> Not really-- or, rather, the security provided by proof of work is only proportional to the part of the cost above the fair value of the useful work.
This is only partially true for a number of reasons.
> Now imagine a POW that costs $5 in energy and does $5 in "useful work" --- well in that system you can now attack for 'free'. Or say it costs $6 in energy to mine plus due $5 in "useful work". There your security is related to the $1, the $5 is mostly coming along for a ride.
This is one aspect however you make assumptions about the rewards that are not necessarily true. If rewards only payout on a cycle or if the rewards have a locking/"vesting" schedule before they become accessible. There's a lot of ways to make attacks more expensive/nonviable but without the "useful work" aspect, they've not provided meaningful benefits to the protocol and therefore haven't been integrated.
> There are other problems with "useful" proof of work: e.g. A POW function should ideally be approximation free and optimization free... if an attacker invents a better version they gain an advantage. So e.g. if the miner detects that this particular work instance is 'hard' they can just discard it and try another. This makes it really hard to do much of anything 'useful' except the most contrived kinds of 'useful' without creating vulnerabilities.
Now with this you'd see that the research papers explicitly were tackling this problem. The one is implementing an SMT solver/optimizer for large, expensive problems. It uses random walks (forcing the miner to bias their choices in specific random ways) based on a VRF or their results are invalid. The efficiency is only 50% of course however that doesn't mean the price is 50%, just that the energy efficiency is 50%. The market on problems to be solved of course will still be priced on supply/demand (give or take parameters) and if there is insufficient utilization, mining falls back to a traditional PoW algorithm.
So in a sense what PoUW is attempting to do is to supplement the valuation of the underlying tokens via production/cash inflow rather than purely relying on demand for tokens to pay the transaction fees.
Also I do want to point out that those papers aren't just making claims, they include a lot of verification and proofs to demonstrate the functionality of the systems in question.
> But difficulties aside, the fact that outside benefits don't contribute to security (or at least don't contribute much) makes the whole idea space kind of unexciting.
The interest is in being able to produce a digital resource (that can be used for consensus) from a physically hard task while actually producing something of value as a side effect.
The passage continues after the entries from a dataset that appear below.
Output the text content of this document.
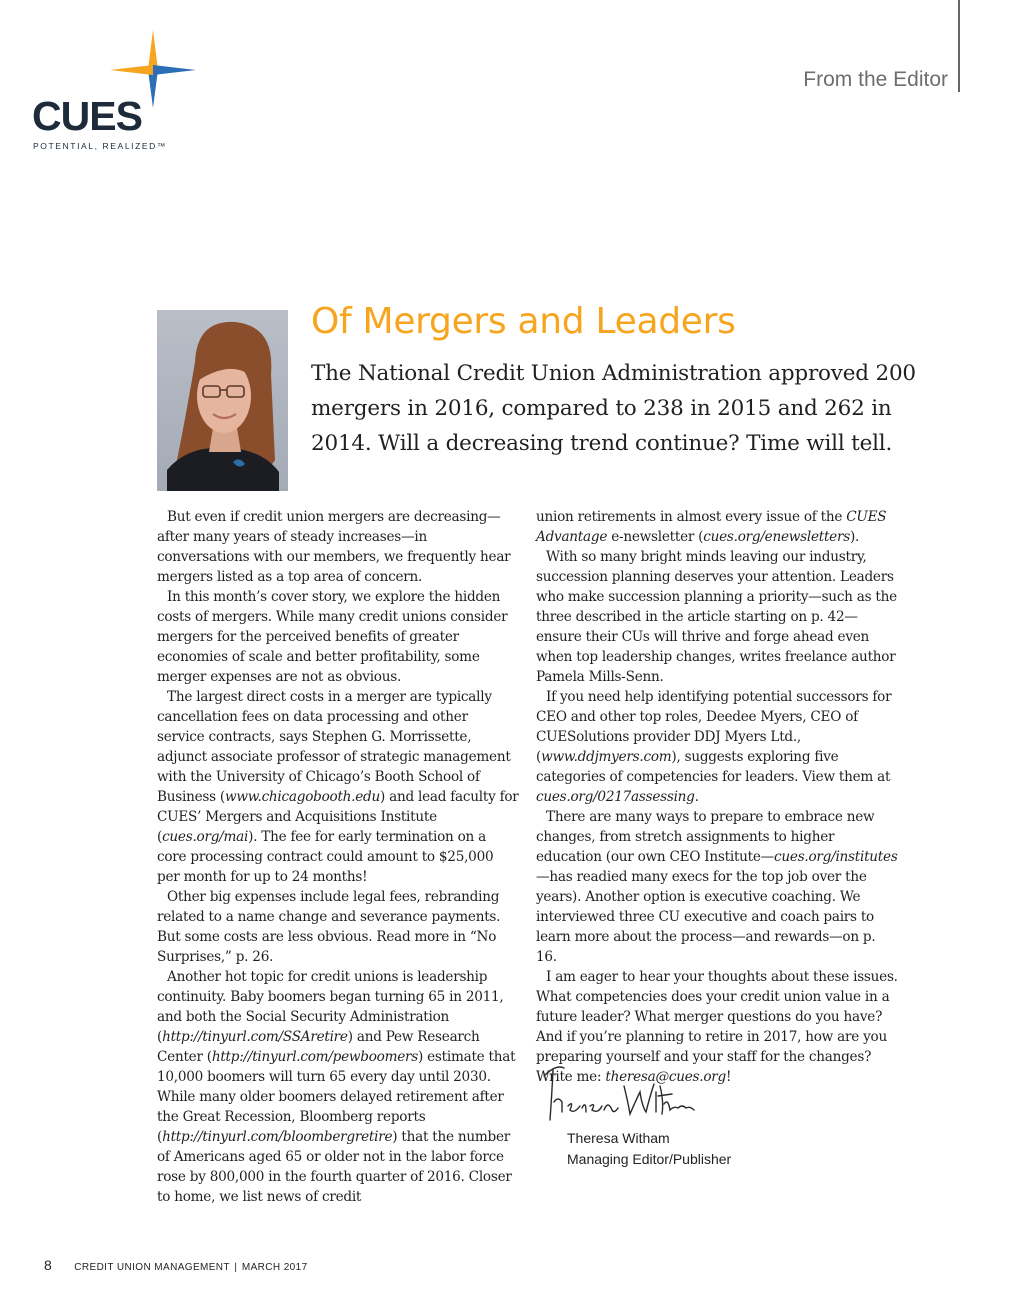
CUES
POTENTIAL, REALIZED™
From the Editor
Of Mergers and Leaders

The National Credit Union Administration approved 200 mergers in 2016, compared to 238 in 2015 and 262 in 2014. Will a decreasing trend continue? Time will tell.

But even if credit union mergers are decreasing—after many years of steady increases—in conversations with our members, we frequently hear mergers listed as a top area of concern.

In this month’s cover story, we explore the hidden costs of mergers. While many credit unions consider mergers for the perceived benefits of greater economies of scale and better profitability, some merger expenses are not as obvious.

The largest direct costs in a merger are typically cancellation fees on data processing and other service contracts, says Stephen G. Morrissette, adjunct associate professor of strategic management with the University of Chicago’s Booth School of Business (www.chicagobooth.edu) and lead faculty for CUES’ Mergers and Acquisitions Institute (cues.org/mai). The fee for early termination on a core processing contract could amount to $25,000 per month for up to 24 months!

Other big expenses include legal fees, rebranding related to a name change and severance payments. But some costs are less obvious. Read more in “No Surprises,” p. 26.

Another hot topic for credit unions is leadership continuity. Baby boomers began turning 65 in 2011, and both the Social Security Administration (http://tinyurl.com/SSAretire) and Pew Research Center (http://tinyurl.com/pewboomers) estimate that 10,000 boomers will turn 65 every day until 2030. While many older boomers delayed retirement after the Great Recession, Bloomberg reports (http://tinyurl.com/bloombergretire) that the number of Americans aged 65 or older not in the labor force rose by 800,000 in the fourth quarter of 2016. Closer to home, we list news of credit

union retirements in almost every issue of the CUES Advantage e-newsletter (cues.org/enewsletters).

With so many bright minds leaving our industry, succession planning deserves your attention. Leaders who make succession planning a priority—such as the three described in the article starting on p. 42—ensure their CUs will thrive and forge ahead even when top leadership changes, writes freelance author Pamela Mills-Senn.

If you need help identifying potential successors for CEO and other top roles, Deedee Myers, CEO of CUESolutions provider DDJ Myers Ltd., (www.ddjmyers.com), suggests exploring five categories of competencies for leaders. View them at cues.org/0217assessing.

There are many ways to prepare to embrace new changes, from stretch assignments to higher education (our own CEO Institute—cues.org/institutes—has readied many execs for the top job over the years). Another option is executive coaching. We interviewed three CU executive and coach pairs to learn more about the process—and rewards—on p. 16.

I am eager to hear your thoughts about these issues. What competencies does your credit union value in a future leader? What merger questions do you have? And if you’re planning to retire in 2017, how are you preparing yourself and your staff for the changes? Write me: theresa@cues.org!

Theresa Witham
Managing Editor/Publisher
8 CREDIT UNION MANAGEMENT | MARCH 2017
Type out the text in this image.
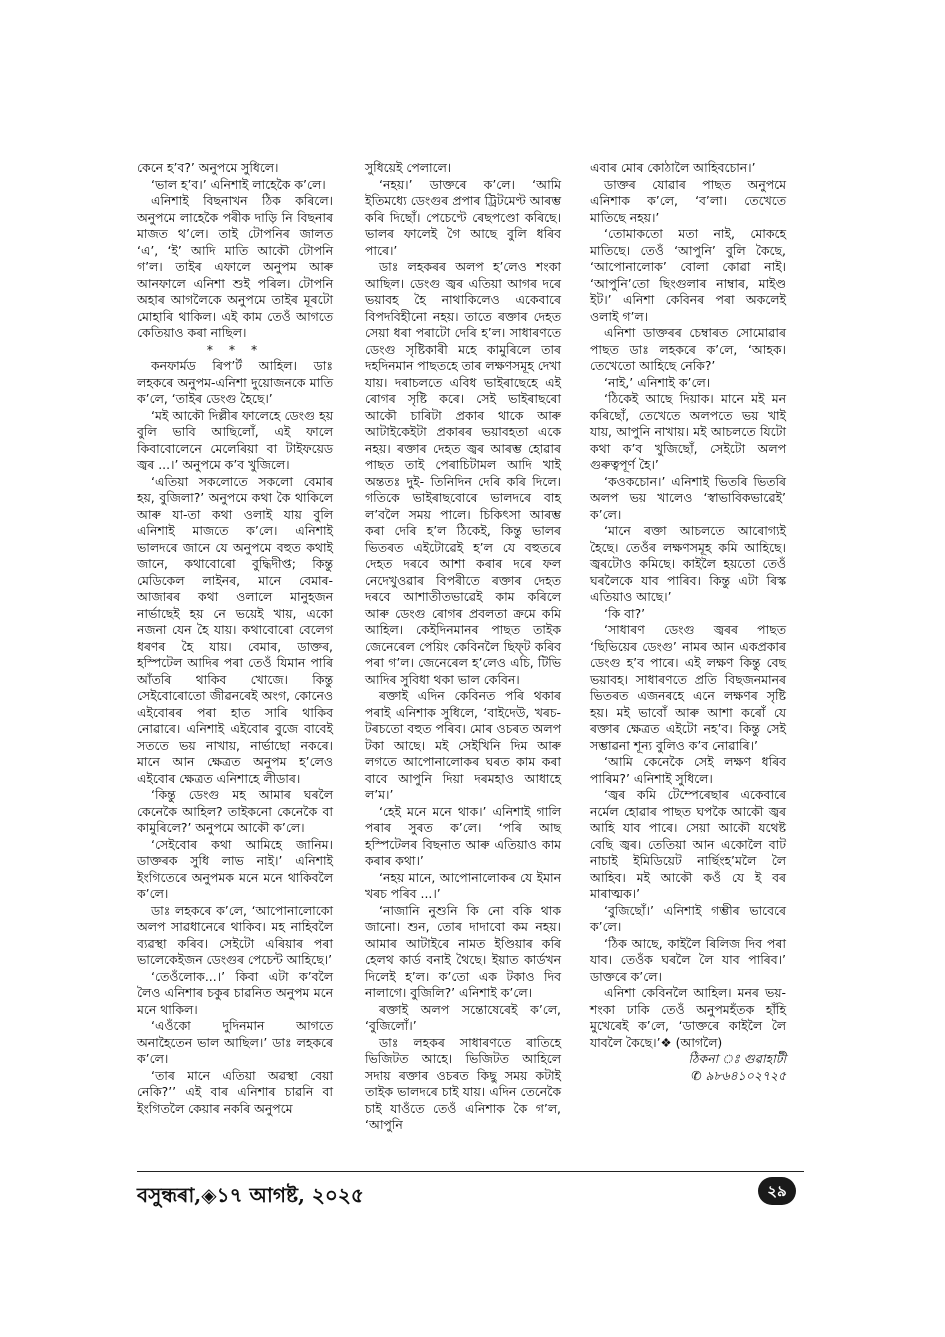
কেনে হ’ব?’ অনুপমে সুধিলে।

‘ভাল হ’ব।’ এনিশাই লাহেকৈ ক’লে।

এনিশাই বিছনাখন ঠিক কৰিলে। অনুপমে লাহেকৈ পৰীক দাড়ি নি বিছনাৰ মাজত থ’লে। তাই টোপনিৰ জালত ‘এ’, ‘ই’ আদি মাতি আকৌ টোপনি গ’ল। তাইৰ এফালে অনুপম আৰু আনফালে এনিশা শুই পৰিল। টোপনি অহাৰ আগলৈকে অনুপমে তাইৰ মূৰটো মোহাৰি থাকিল। এই কাম তেওঁ আগতে কেতিয়াও কৰা নাছিল।

* * *

কনফাৰ্মড ৰিপ’ৰ্ট আহিল। ডাঃ লহকৰে অনুপম-এনিশা দুয়োজনকে মাতি ক’লে, ‘তাইৰ ডেংগু হৈছে।’

‘মই আকৌ দিল্লীৰ ফালেহে ডেংগু হয় বুলি ভাবি আছিলোঁ, এই ফালে কিবাবোলেনে মেলেৰিয়া বা টাইফয়েড জ্বৰ ...।’ অনুপমে ক’ব খুজিলে।

‘এতিয়া সকলোতে সকলো বেমাৰ হয়, বুজিলা?’ অনুপমে কথা কৈ থাকিলে আৰু যা-তা কথা ওলাই যায় বুলি এনিশাই মাজতে ক’লে। এনিশাই ভালদৰে জানে যে অনুপমে বহুত কথাই জানে, কথাবোৰো বুদ্ধিদীপ্ত; কিন্তু মেডিকেল লাইনৰ, মানে বেমাৰ-আজাৰৰ কথা ওলালে মানুহজন নাৰ্ভাছেই হয় নে ভয়েই খায়, একো নজনা যেন হৈ যায়। কথাবোৰো বেলেগ ধৰণৰ হৈ যায়। বেমাৰ, ডাক্তৰ, হস্পিটেল আদিৰ পৰা তেওঁ যিমান পাৰি আঁতৰি থাকিব খোজে। কিন্তু সেইবোৰোতো জীৱনৰেই অংগ, কোনেও এইবোৰৰ পৰা হাত সাৰি থাকিব নোৱাৰে। এনিশাই এইবোৰ বুজে বাবেই সততে ভয় নাখায়, নাৰ্ভাছো নকৰে। মানে আন ক্ষেত্ৰত অনুপম হ’লেও এইবোৰ ক্ষেত্ৰত এনিশাহে লীডাৰ।

‘কিন্তু ডেংগু মহ আমাৰ ঘৰলৈ কেনেকৈ আহিল? তাইকনো কেনেকৈ বা কামুৰিলে?’ অনুপমে আকৌ ক’লে।

‘সেইবোৰ কথা আমিহে জানিম। ডাক্তৰক সুধি লাভ নাই।’ এনিশাই ইংগিতেৰে অনুপমক মনে মনে থাকিবলৈ ক’লে।

ডাঃ লহকৰে ক’লে, ‘আপোনালোকো অলপ সাৱধানেৰে থাকিব। মহ নাহিবলৈ ব্যৱস্থা কৰিব। সেইটো এৰিয়াৰ পৰা ভালেকেইজন ডেংগুৰ পেচেন্ট আহিছে।’

‘তেওঁলোক...।’ কিবা এটা ক’বলৈ লৈও এনিশাৰ চকুৰ চাৱনিত অনুপম মনে মনে থাকিল।

‘এওঁকো দুদিনমান আগতে অনাহৈতেন ভাল আছিল।’ ডাঃ লহকৰে ক’লে।

‘তাৰ মানে এতিয়া অৱস্থা বেয়া নেকি?’’ এই বাৰ এনিশাৰ চাৱনি বা ইংগিতলৈ কেয়াৰ নকৰি অনুপমে

সুধিয়েই পেলালে।

‘নহয়।’ ডাক্তৰে ক’লে। ‘আমি ইতিমধ্যে ডেংগুৰ প্ৰপাৰ ট্ৰিটমেণ্ট আৰম্ভ কৰি দিছোঁ। পেচেণ্টে ৰেছপণ্ডো কৰিছে। ভালৰ ফালেই গৈ আছে বুলি ধৰিব পাৰে।’

ডাঃ লহকৰৰ অলপ হ’লেও শংকা আছিল। ডেংগু জ্বৰ এতিয়া আগৰ দৰে ভয়াবহ হৈ নাথাকিলেও একেবাৰে বিপদবিহীনো নহয়। তাতে ৰক্তাৰ দেহত সেয়া ধৰা পৰাটো দেৰি হ’ল। সাধাৰণতে ডেংগু সৃষ্টিকাৰী মহে কামুৰিলে তাৰ দহদিনমান পাছতহে তাৰ লক্ষণসমূহ দেখা যায়। দৰাচলতে এবিধ ভাইৰাছেহে এই ৰোগৰ সৃষ্টি কৰে। সেই ভাইৰাছৰো আকৌ চাৰিটা প্ৰকাৰ থাকে আৰু আটাইকেইটা প্ৰকাৰৰ ভয়াবহতা একে নহয়। ৰক্তাৰ দেহত জ্বৰ আৰম্ভ হোৱাৰ পাছত তাই পেৰাচিটামল আদি খাই অন্ততঃ দুই- তিনিদিন দেৰি কৰি দিলে। গতিকে ভাইৰাছবোৰে ভালদৰে বাহ ল’বলৈ সময় পালে। চিকিৎসা আৰম্ভ কৰা দেৰি হ’ল ঠিকেই, কিন্তু ভালৰ ভিতৰত এইটোৱেই হ’ল যে বহুতৰে দেহত দৰবে আশা কৰাৰ দৰে ফল নেদেখুওৱাৰ বিপৰীতে ৰক্তাৰ দেহত দৰবে আশাতীতভাৱেই কাম কৰিলে আৰু ডেংগু ৰোগৰ প্ৰবলতা ক্ৰমে কমি আহিল। কেইদিনমানৰ পাছত তাইক জেনেৰেল পেয়িং কেবিনলৈ ছিফ্‌ট কৰিব পৰা গ’ল। জেনেৰেল হ’লেও এচি, টিভি আদিৰ সুবিধা থকা ভাল কেবিন।

ৰক্তাই এদিন কেবিনত পৰি থকাৰ পৰাই এনিশাক সুধিলে, ‘বাইদেউ, খৰচ-টৰচতো বহুত পৰিব। মোৰ ওচৰত অলপ টকা আছে। মই সেইখিনি দিম আৰু লগতে আপোনালোকৰ ঘৰত কাম কৰা বাবে আপুনি দিয়া দৰমহাও আধাহে ল’ম।’

‘হেই মনে মনে থাক।’ এনিশাই গালি পৰাৰ সুৰত ক’লে। ‘পৰি আছ হস্পিটেলৰ বিছনাত আৰু এতিয়াও কাম কৰাৰ কথা।’

‘নহয় মানে, আপোনালোকৰ যে ইমান খৰচ পৰিব ...।’

‘নাজানি নুশুনি কি নো বকি থাক জানো। শুন, তোৰ দাদাবো কম নহয়। আমাৰ আটাইৰে নামত ইণ্ডিয়াৰ কৰি হেলথ কাৰ্ড বনাই থৈছে। ইয়াত কাৰ্ডখন দিলেই হ’ল। ক’তো এক টকাও দিব নালাগে। বুজিলি?’ এনিশাই ক’লে।

ৰক্তাই অলপ সন্তোষেৰেই ক’লে, ‘বুজিলোঁ।’

ডাঃ লহকৰ সাধাৰণতে ৰাতিহে ভিজিটত আহে। ভিজিটত আহিলে সদায় ৰক্তাৰ ওচৰত কিছু সময় কটাই তাইক ভালদৰে চাই যায়। এদিন তেনেকৈ চাই যাওঁতে তেওঁ এনিশাক কৈ গ’ল, ‘আপুনি

এবাৰ মোৰ কোঠালৈ আহিবচোন।’

ডাক্তৰ যোৱাৰ পাছত অনুপমে এনিশাক ক’লে, ‘ব’লা। তেখেতে মাতিছে নহয়।’

‘তোমাকতো মতা নাই, মোকহে মাতিছে। তেওঁ ‘আপুনি’ বুলি কৈছে, ‘আপোনালোক’ বোলা কোৱা নাই। ‘আপুনি’তো ছিংগুলাৰ নাম্বাৰ, মাইণ্ড ইট।’ এনিশা কেবিনৰ পৰা অকলেই ওলাই গ’ল।

এনিশা ডাক্তৰৰ চেম্বাৰত সোমোৱাৰ পাছত ডাঃ লহকৰে ক’লে, ‘আহক। তেখেতো আহিছে নেকি?’

‘নাই,’ এনিশাই ক’লে।

‘ঠিকেই আছে দিয়াক। মানে মই মন কৰিছোঁ, তেখেতে অলপতে ভয় খাই যায়, আপুনি নাখায়। মই আচলতে যিটো কথা ক’ব খুজিছোঁ, সেইটো অলপ গুৰুত্বপূৰ্ণ হৈ।’

‘কওকচোন।’ এনিশাই ভিতৰি ভিতৰি অলপ ভয় খালেও ‘স্বাভাবিকভাৱেই’ ক’লে।

‘মানে ৰক্তা আচলতে আৰোগ্যই হৈছে। তেওঁৰ লক্ষণসমূহ কমি আহিছে। জ্বৰটোও কমিছে। কাইলৈ হয়তো তেওঁ ঘৰলৈকে যাব পাৰিব। কিন্তু এটা ৰিস্ক এতিয়াও আছে।’

‘কি বা?’

‘সাধাৰণ ডেংগু জ্বৰৰ পাছত ‘ছিভিয়েৰ ডেংগু’ নামৰ আন একপ্ৰকাৰ ডেংগু হ’ব পাৰে। এই লক্ষণ কিন্তু বেছ ভয়াবহ। সাধাৰণতে প্ৰতি বিছজনমানৰ ভিতৰত এজনৰহে এনে লক্ষণৰ সৃষ্টি হয়। মই ভাবোঁ আৰু আশা কৰোঁ যে ৰক্তাৰ ক্ষেত্ৰত এইটো নহ’ব। কিন্তু সেই সম্ভাৱনা শূন্য বুলিও ক’ব নোৱাৰি।’

‘আমি কেনেকৈ সেই লক্ষণ ধৰিব পাৰিম?’ এনিশাই সুধিলে।

‘জ্বৰ কমি টেম্পেৰেছাৰ একেবাৰে নৰ্মেল হোৱাৰ পাছত ঘপকৈ আকৌ জ্বৰ আহি যাব পাৰে। সেয়া আকৌ যথেষ্ট বেছি জ্বৰ। তেতিয়া আন একোলৈ বাট নাচাই ইমিডিয়েট নাৰ্ছিংহ’মলৈ লৈ আহিব। মই আকৌ কওঁ যে ই বৰ মাৰাত্মক।’

‘বুজিছোঁ।’ এনিশাই গম্ভীৰ ভাবেৰে ক’লে।

‘ঠিক আছে, কাইলৈ ৰিলিজ দিব পৰা যাব। তেওঁক ঘৰলৈ লৈ যাব পাৰিব।’ ডাক্তৰে ক’লে।

এনিশা কেবিনলৈ আহিল। মনৰ ভয়-শংকা ঢাকি তেওঁ অনুপমহঁতক হাঁহি মুখেৰেই ক’লে, ‘ডাক্তৰে কাইলৈ লৈ যাবলৈ কৈছে।’❖ (আগলৈ)

ঠিকনা ঃ গুৱাহাটী

✆ ৯৮৬৪১০২৭২৫

বসুন্ধৰা,◈১৭ আগষ্ট, ২০২৫	২৯
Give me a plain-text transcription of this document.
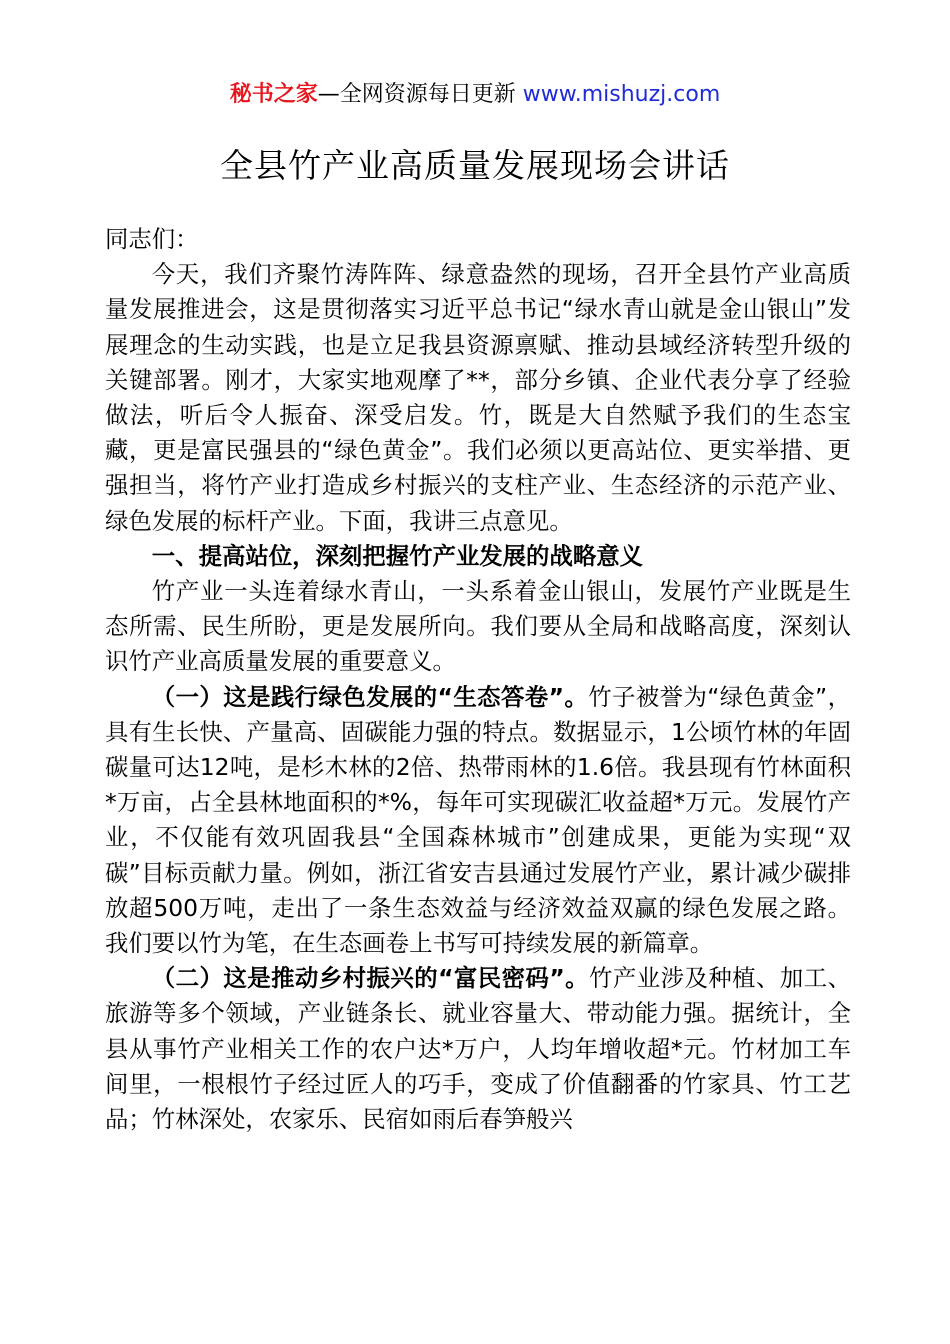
秘书之家—全网资源每日更新 www.mishuzj.com
全县竹产业高质量发展现场会讲话

同志们：

今天，我们齐聚竹涛阵阵、绿意盎然的现场，召开全县竹产业高质量发展推进会，这是贯彻落实习近平总书记“绿水青山就是金山银山”发展理念的生动实践，也是立足我县资源禀赋、推动县域经济转型升级的关键部署。刚才，大家实地观摩了**，部分乡镇、企业代表分享了经验做法，听后令人振奋、深受启发。竹，既是大自然赋予我们的生态宝藏，更是富民强县的“绿色黄金”。我们必须以更高站位、更实举措、更强担当，将竹产业打造成乡村振兴的支柱产业、生态经济的示范产业、绿色发展的标杆产业。下面，我讲三点意见。

一、提高站位，深刻把握竹产业发展的战略意义

竹产业一头连着绿水青山，一头系着金山银山，发展竹产业既是生态所需、民生所盼，更是发展所向。我们要从全局和战略高度，深刻认识竹产业高质量发展的重要意义。

（一）这是践行绿色发展的“生态答卷”。竹子被誉为“绿色黄金”，具有生长快、产量高、固碳能力强的特点。数据显示，1公顷竹林的年固碳量可达12吨，是杉木林的2倍、热带雨林的1.6倍。我县现有竹林面积*万亩，占全县林地面积的*%，每年可实现碳汇收益超*万元。发展竹产业，不仅能有效巩固我县“全国森林城市”创建成果，更能为实现“双碳”目标贡献力量。例如，浙江省安吉县通过发展竹产业，累计减少碳排放超500万吨，走出了一条生态效益与经济效益双赢的绿色发展之路。我们要以竹为笔，在生态画卷上书写可持续发展的新篇章。

（二）这是推动乡村振兴的“富民密码”。竹产业涉及种植、加工、旅游等多个领域，产业链条长、就业容量大、带动能力强。据统计，全县从事竹产业相关工作的农户达*万户，人均年增收超*元。竹材加工车间里，一根根竹子经过匠人的巧手，变成了价值翻番的竹家具、竹工艺品；竹林深处，农家乐、民宿如雨后春笋般兴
Gold and other metals were valuable as currency because they were difficult to mine however their value increased because practical uses for the metals increased demand beyond the synthetic demand as a currency. That increased incentives for mining which led to more mining. Eventually it reached equilibrium.
Also notably outside of a given PoUW algorithm's viability as a PoW, it's still important research because every PoUW algorithm that is game theoretically sound is viable as a decentralised market for computation/work where cheating is effectively non-viable.